Dahası, Fransa’nın bol miktardaki tasarrufunu daha iyi yönlendirmesi gerekiyor. Örneğin, araştırma vergisi indirimi, yurtdışına taşınmayı önlemeye hizmet etmiş olabilir ancak yıkıcı inovasyonu veya yüksek teknoloji faaliyetlerinin büyük ölçekli gelişimini teşvik etmedi. Orta düzey teknoloji ve kademeli inovasyonda sıkışıp kaldık.”
***
“Avrupa sosyal modeli ekonomik güce fren mi vuruyor yoksa tam tersine toplumların dayanıklılığını ve çekiciliğini artırdığı ölçüde bir kaldıraç mı?”
“Aslında hem sosyal modelimizi geliştirebilir hem de daha yenilikçi olabiliriz.
Örneğin, eğitime yatırım yapılarak daha fazla yenilikçi yetiştirilebilir ve toplumumuz daha kapsayıcı hale gelebilir.

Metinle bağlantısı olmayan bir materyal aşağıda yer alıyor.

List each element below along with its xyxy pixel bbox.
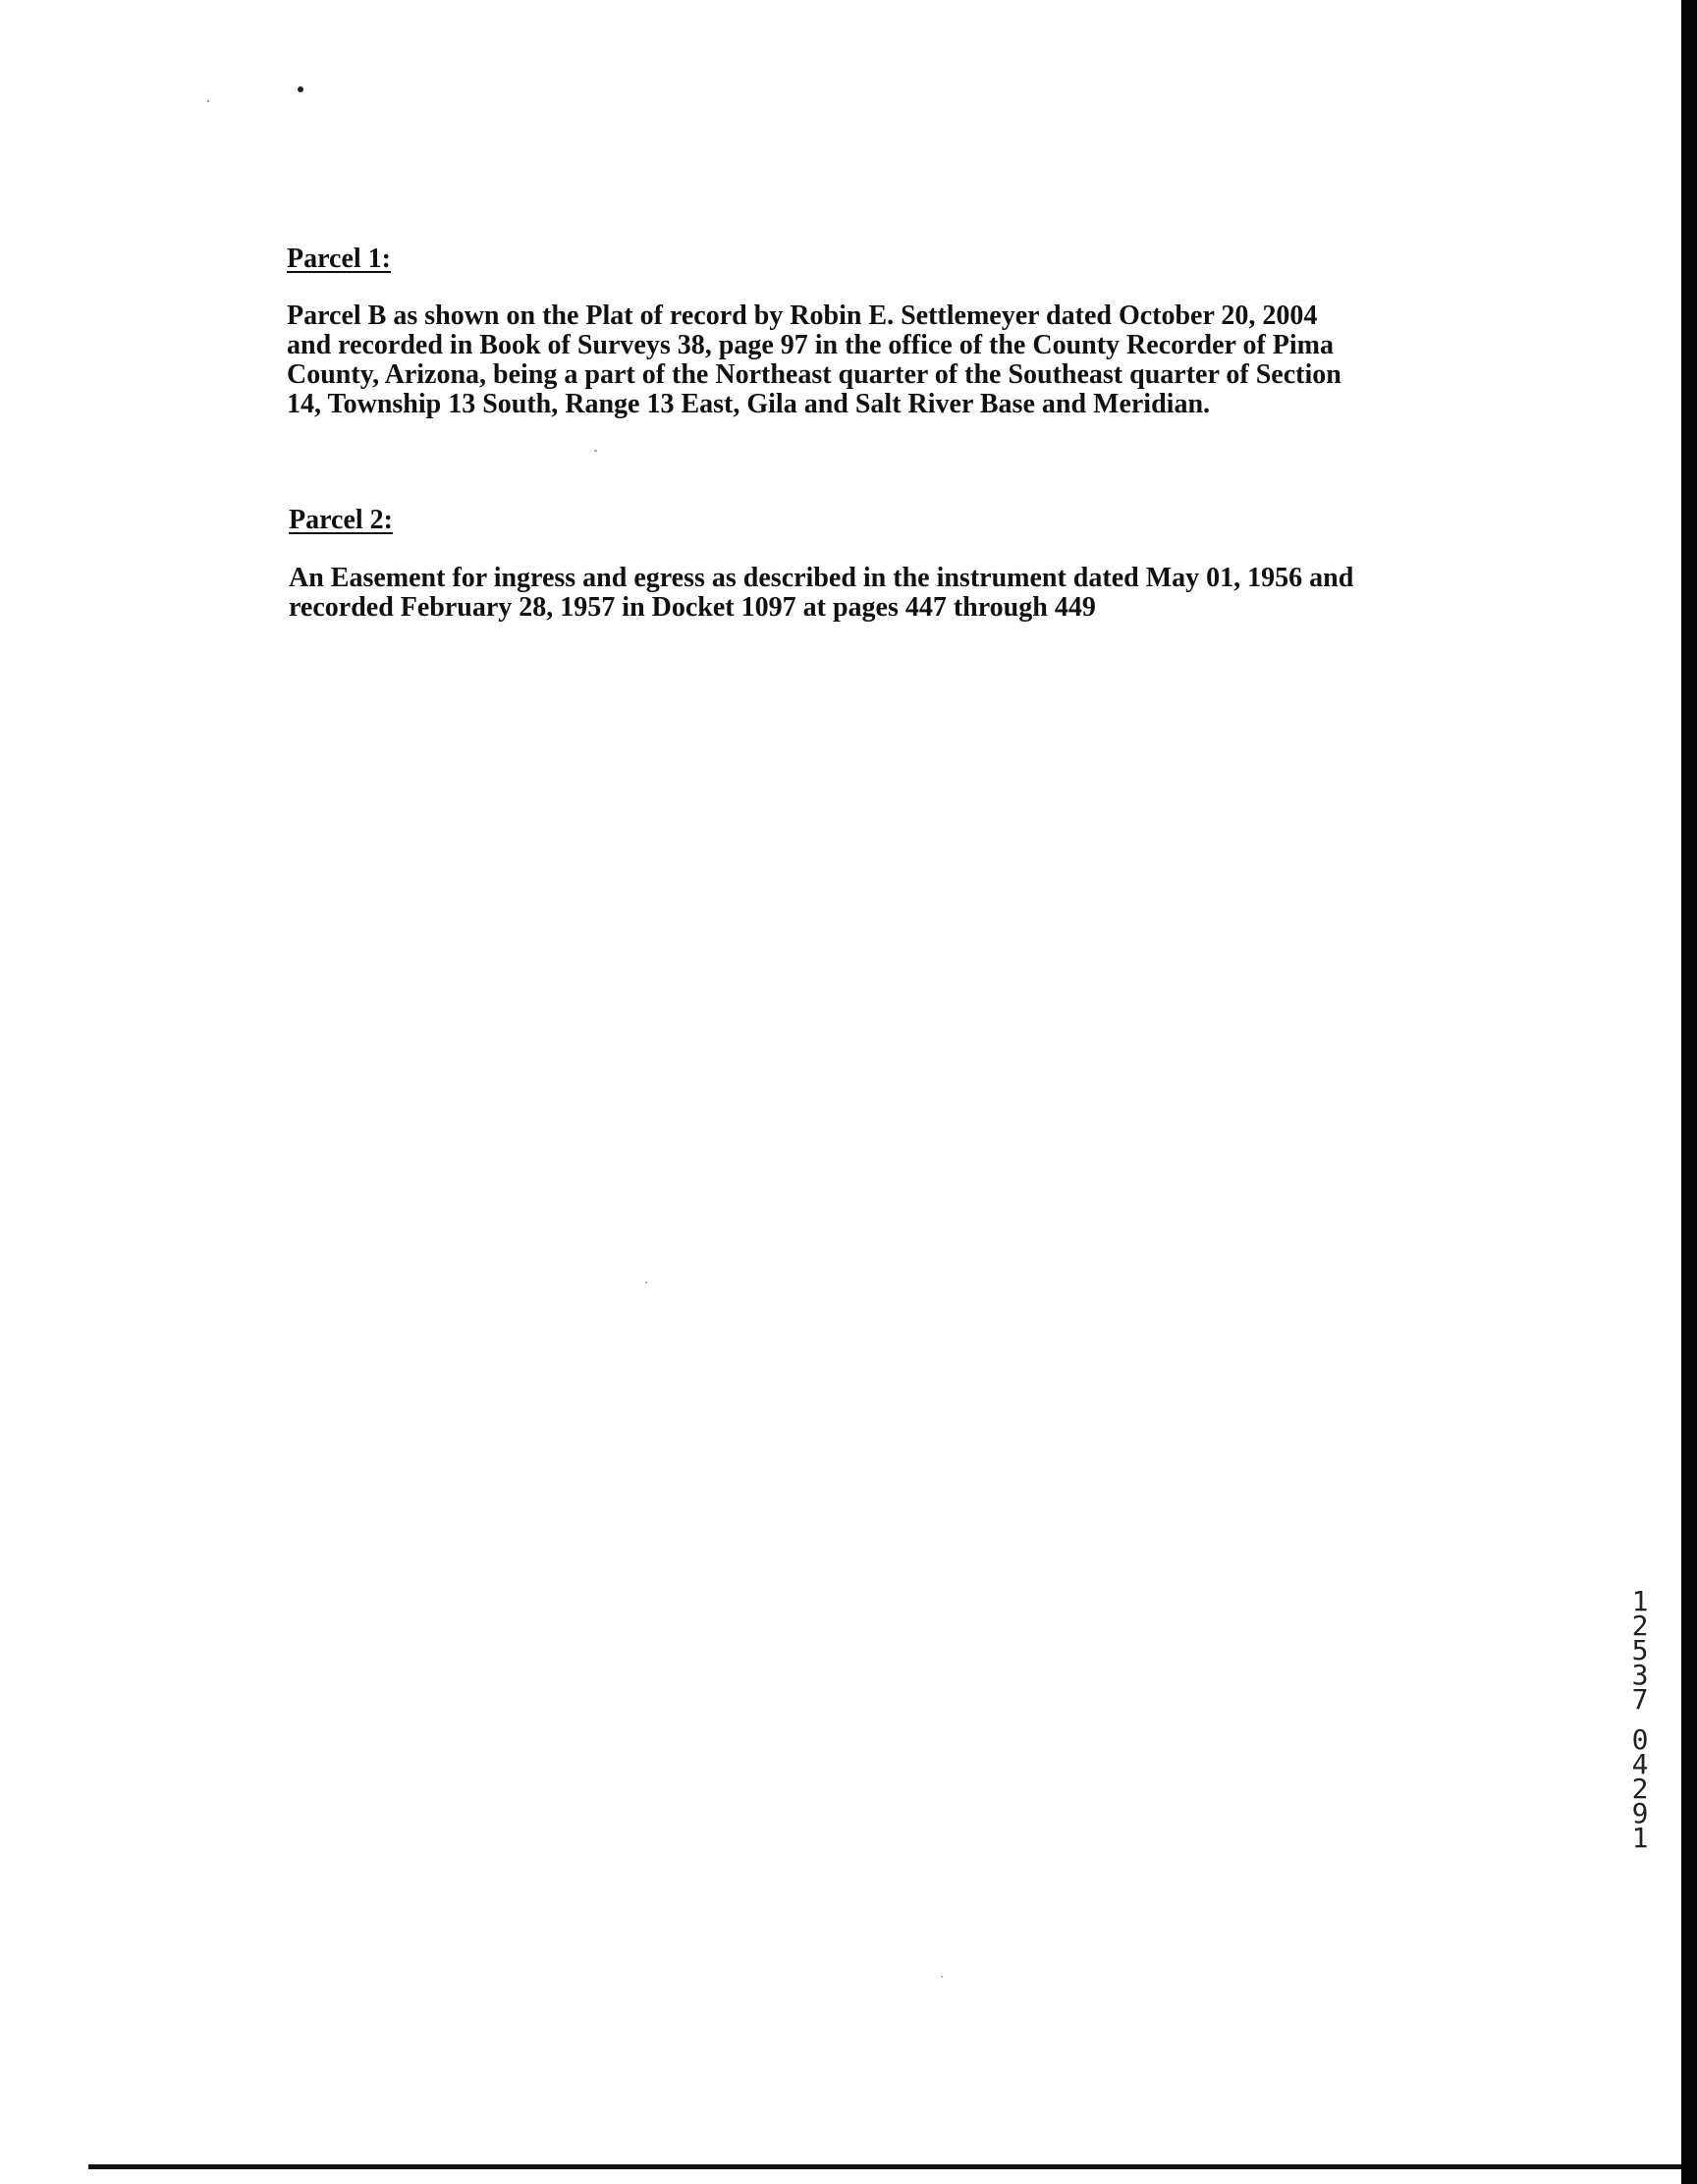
right-scan-edge — [1681, 0, 1697, 2184]
parcel-1-heading: Parcel 1: — [287, 244, 391, 274]
stamp-digit: 2 — [1631, 1610, 1649, 1642]
stamp-digit: 7 — [1631, 1683, 1649, 1716]
stamp-digit: 3 — [1631, 1659, 1649, 1691]
stamp-digit: 1 — [1631, 1585, 1649, 1617]
bottom-scan-edge — [88, 2164, 1697, 2169]
parcel-2-line: recorded February 28, 1957 in Docket 1097 at pages 447 through 449 — [289, 592, 1096, 623]
parcel-2-heading: Parcel 2: — [289, 505, 393, 535]
parcel-2-description — [289, 564, 1398, 623]
stamp-digit: 4 — [1631, 1748, 1649, 1780]
stamp-digit: 9 — [1631, 1797, 1649, 1829]
scan-speck — [645, 1282, 647, 1283]
scan-speck — [594, 450, 597, 452]
parcel-1-description — [287, 301, 1396, 419]
parcel-1-line: Parcel B as shown on the Plat of record by Robin E. Settlemeyer dated October 20, 2004 — [287, 300, 1318, 331]
parcel-2-line: An Easement for ingress and egress as described in the instrument dated May 01, 1956 and — [289, 563, 1354, 593]
parcel-1-line: County, Arizona, being a part of the Northeast quarter of the Southeast quarter of Section — [287, 359, 1341, 390]
stamp-digit: 1 — [1631, 1822, 1649, 1854]
recording-stamp — [1620, 1585, 1660, 1854]
stamp-digit: 5 — [1631, 1634, 1649, 1666]
scan-speck — [941, 1976, 943, 1978]
stamp-digit: 2 — [1631, 1773, 1649, 1805]
scan-speck — [207, 100, 209, 102]
scan-speck — [298, 86, 303, 92]
stamp-digit: 0 — [1631, 1723, 1649, 1756]
parcel-1-line: and recorded in Book of Surveys 38, page 97 in the office of the County Recorder of Pima — [287, 330, 1334, 360]
parcel-1-line: 14, Township 13 South, Range 13 East, Gila and Salt River Base and Meridian. — [287, 389, 1211, 419]
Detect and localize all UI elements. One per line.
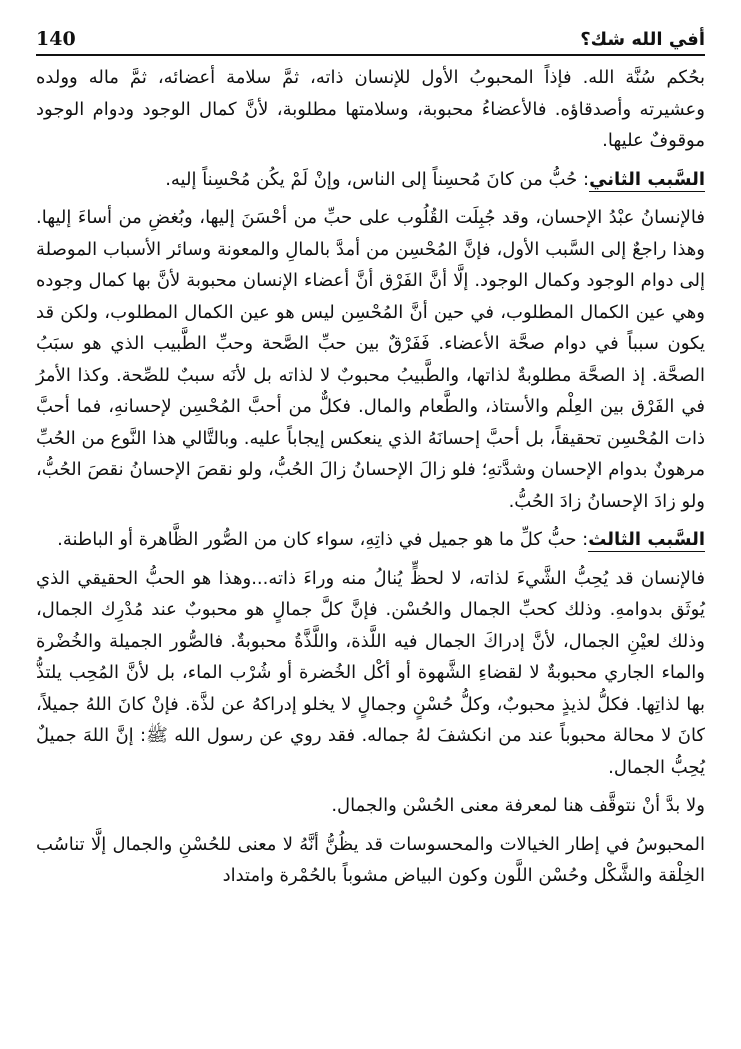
page-number: 140 (36, 28, 76, 50)
paragraph-text: ولا بدَّ أنْ نتوقَّف هنا لمعرفة معنى الحُسْن والجمال. (331, 795, 705, 816)
cause-label: السَّبب الثالث (588, 529, 705, 550)
cause-heading-paragraph (36, 164, 705, 196)
paragraph-text: فالإنسانُ عبْدُ الإحسان، وقد جُبِلَت القُلُوب على حبِّ من أحْسَنَ إليها، وبُغضِ من أساءَ إليها. وهذا راجعٌ إلى السَّبب الأول، فإنَّ المُحْسِن من أمدَّ بالمالِ والمعونة وسائر الأسباب الموصلة إلى دوام الوجود وكمال الوجود. إلَّا أنَّ الفَرْق أنَّ أعضاء الإنسان محبوبة لأنَّ بها كمال وجوده وهي عين الكمال المطلوب، في حين أنَّ المُحْسِن ليس هو عين الكمال المطلوب، ولكن قد يكون سبباً في دوام صحَّة الأعضاء. فَفَرْقٌ بين حبِّ الصَّحة وحبِّ الطَّبيب الذي هو سبَبُ الصحَّة. إذ الصحَّة مطلوبةٌ لذاتها، والطَّبيبُ محبوبٌ لا لذاته بل لأنَه سببٌ للصِّحة. وكذا الأمرُ في الفَرْق بين العِلْم والأستاذ، والطَّعام والمال. فكلٌّ من أحبَّ المُحْسِن لإحسانهِ، فما أحبَّ ذات المُحْسِن تحقيقاً، بل أحبَّ إحسانَهُ الذي ينعكس إيجاباً عليه. وبالتَّالي هذا النَّوع من الحُبِّ مرهونٌ بدوام الإحسان وشدَّتهِ؛ فلو زالَ الإحسانُ زالَ الحُبُّ، ولو نقصَ الإحسانُ نقصَ الحُبُّ، ولو زادَ الإحسانُ زادَ الحُبُّ. (36, 207, 705, 512)
body-paragraph (36, 202, 705, 517)
page-header (36, 22, 705, 56)
paragraph-text: بحُكم سُنَّة الله. فإذاً المحبوبُ الأول للإنسان ذاته، ثمَّ سلامة أعضائه، ثمَّ ماله وولده وعشيرته وأصدقاؤه. فالأعضاءُ محبوبة، وسلامتها مطلوبة، لأنَّ كمال الوجود ودوام الوجود موقوفٌ عليها. (36, 67, 705, 151)
cause-text: : حبُّ كلِّ ما هو جميل في ذاتِهِ، سواء كان من الصُّور الظَّاهرة أو الباطنة. (57, 529, 589, 550)
body-paragraph (36, 829, 705, 892)
cause-text: : حُبُّ من كانَ مُحسِناً إلى الناس، وإنْ لَمْ يكُن مُحْسِناً إليه. (165, 168, 590, 190)
paragraph-text: المحبوسُ في إطار الخيالات والمحسوسات قد يظُنُّ أنَّهُ لا معنى للحُسْنِ والجمال إلَّا تناسُب الخِلْقة والشَّكْل وحُسْن اللَّون وكون البياض مشوباً بالحُمْرة وامتداد (36, 833, 705, 886)
body-paragraph (36, 790, 705, 822)
cause-label: السَّبب الثاني (589, 168, 705, 190)
paragraph-text: فالإنسان قد يُحِبُّ الشَّيءَ لذاته، لا لحظٍّ يُنالُ منه وراءَ ذاته...وهذا هو الحبُّ الحقيقي الذي يُوثَق بدوامهِ. وذلك كحبِّ الجمال والحُسْن. فإنَّ كلَّ جمالٍ هو محبوبٌ عند مُدْرِك الجمال، وذلك لعيْنِ الجمال، لأنَّ إدراكَ الجمال فيه اللَّذة، واللَّذَّةُ محبوبةٌ. فالصُّور الجميلة والخُضْرة والماء الجاري محبوبةٌ لا لقضاءِ الشَّهوة أو أكْل الخُضرة أو شُرْب الماء، بل لأنَّ المُحِب يلتذُّ بها لذاتِها. فكلُّ لذيذٍ محبوبٌ، وكلُّ حُسْنٍ وجمالٍ لا يخلو إدراكهُ عن لذَّة. فإنْ كانَ اللهُ جميلاً، كانَ لا محالة محبوباً عند من انكشفَ لهُ جماله. فقد روي عن رسول الله ﷺ: إنَّ اللهَ جميلٌ يُحِبُّ الجمال. (36, 567, 705, 778)
running-title: أفي الله شك؟ (580, 29, 705, 50)
cause-heading-paragraph (36, 524, 705, 556)
body-paragraph (36, 563, 705, 784)
page-body (36, 62, 705, 899)
body-paragraph (36, 62, 705, 157)
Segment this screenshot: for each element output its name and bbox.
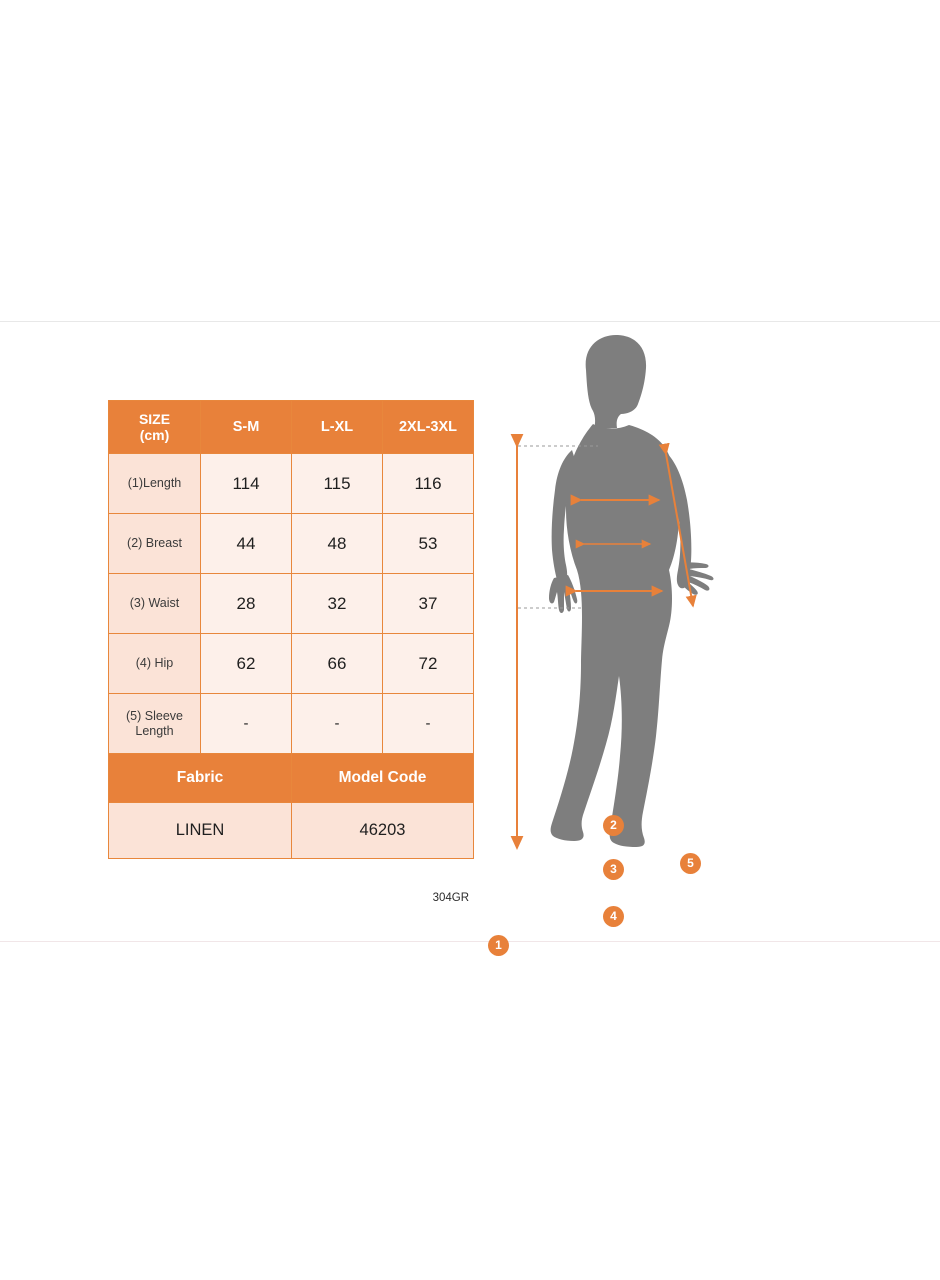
cell-breast-2xl3xl: 53	[383, 514, 474, 574]
cell-hip-lxl: 66	[292, 634, 383, 694]
header-size-line1: SIZE	[138, 410, 171, 427]
cell-waist-2xl3xl: 37	[383, 574, 474, 634]
row-label-sleeve-length	[109, 694, 201, 754]
table-row	[109, 694, 474, 754]
table-row	[109, 574, 474, 634]
table-footer-value-row	[109, 803, 474, 859]
cell-sleeve-sm: -	[201, 694, 292, 754]
marker-badge-1: 1	[488, 935, 509, 956]
row-label-breast: (2) Breast	[109, 514, 201, 574]
cell-length-sm: 114	[201, 454, 292, 514]
cell-breast-lxl: 48	[292, 514, 383, 574]
table-header-row	[109, 401, 474, 454]
measurement-diagram	[480, 332, 760, 952]
cell-waist-sm: 28	[201, 574, 292, 634]
cell-waist-lxl: 32	[292, 574, 383, 634]
header-size-2xl3xl: 2XL-3XL	[383, 401, 474, 454]
table-row	[109, 514, 474, 574]
cell-hip-2xl3xl: 72	[383, 634, 474, 694]
cell-fabric-value: LINEN	[109, 803, 292, 859]
size-chart-table	[108, 400, 474, 859]
marker-badge-3: 3	[603, 859, 624, 880]
cell-breast-sm: 44	[201, 514, 292, 574]
header-size-sm: S-M	[201, 401, 292, 454]
row-label-waist: (3) Waist	[109, 574, 201, 634]
divider-bottom	[0, 941, 940, 942]
table-footer-header-row	[109, 754, 474, 803]
marker-badge-5: 5	[680, 853, 701, 874]
row-label-sleeve-line2: Length	[135, 723, 174, 738]
product-code-note: 304GR	[432, 892, 469, 904]
header-size-cm	[109, 401, 201, 454]
cell-sleeve-2xl3xl: -	[383, 694, 474, 754]
cell-model-code-value: 46203	[292, 803, 474, 859]
cell-sleeve-lxl: -	[292, 694, 383, 754]
header-size-lxl: L-XL	[292, 401, 383, 454]
header-size-line2: (cm)	[139, 427, 170, 443]
cell-length-lxl: 115	[292, 454, 383, 514]
cell-hip-sm: 62	[201, 634, 292, 694]
marker-badge-4: 4	[603, 906, 624, 927]
row-label-hip: (4) Hip	[109, 634, 201, 694]
row-label-sleeve-line1: (5) Sleeve	[126, 708, 183, 723]
cell-length-2xl3xl: 116	[383, 454, 474, 514]
header-model-code: Model Code	[292, 754, 474, 803]
table-row	[109, 454, 474, 514]
table-row	[109, 634, 474, 694]
row-label-length: (1)Length	[109, 454, 201, 514]
size-chart-content	[0, 322, 940, 952]
marker-badge-2: 2	[603, 815, 624, 836]
header-fabric: Fabric	[109, 754, 292, 803]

Donald Trump, Beyaz Saray’a geldiğinden beri, Avrupa’nın yetenek ve yatırım çekmede oynayabileceği bir koz haline geldi.
Avrupa artık demokrasi ve özgürlüğü temsil ediyor.
Dahası, toplumsal bir ideal ve güçlü bir çevresel taahhüt taşıyor.
Bu üç değer bize büyük bir yumuşak güç sağlıyor. Bundan tam olarak yararlanmak biz Avrupalılara düşüyor.”
***
Bu yılki Nobel İktisat ödülü bizler açısından da çok önem taşıyor.
Çünkü “Ekonomik gücün kilit faktörü teknolojik liderliktir”tespiti 21. Yüzyılın sihrini taşıyor.
Türkiye’nin de geleceğini bu tespite göre belirlemesi gerekiyor.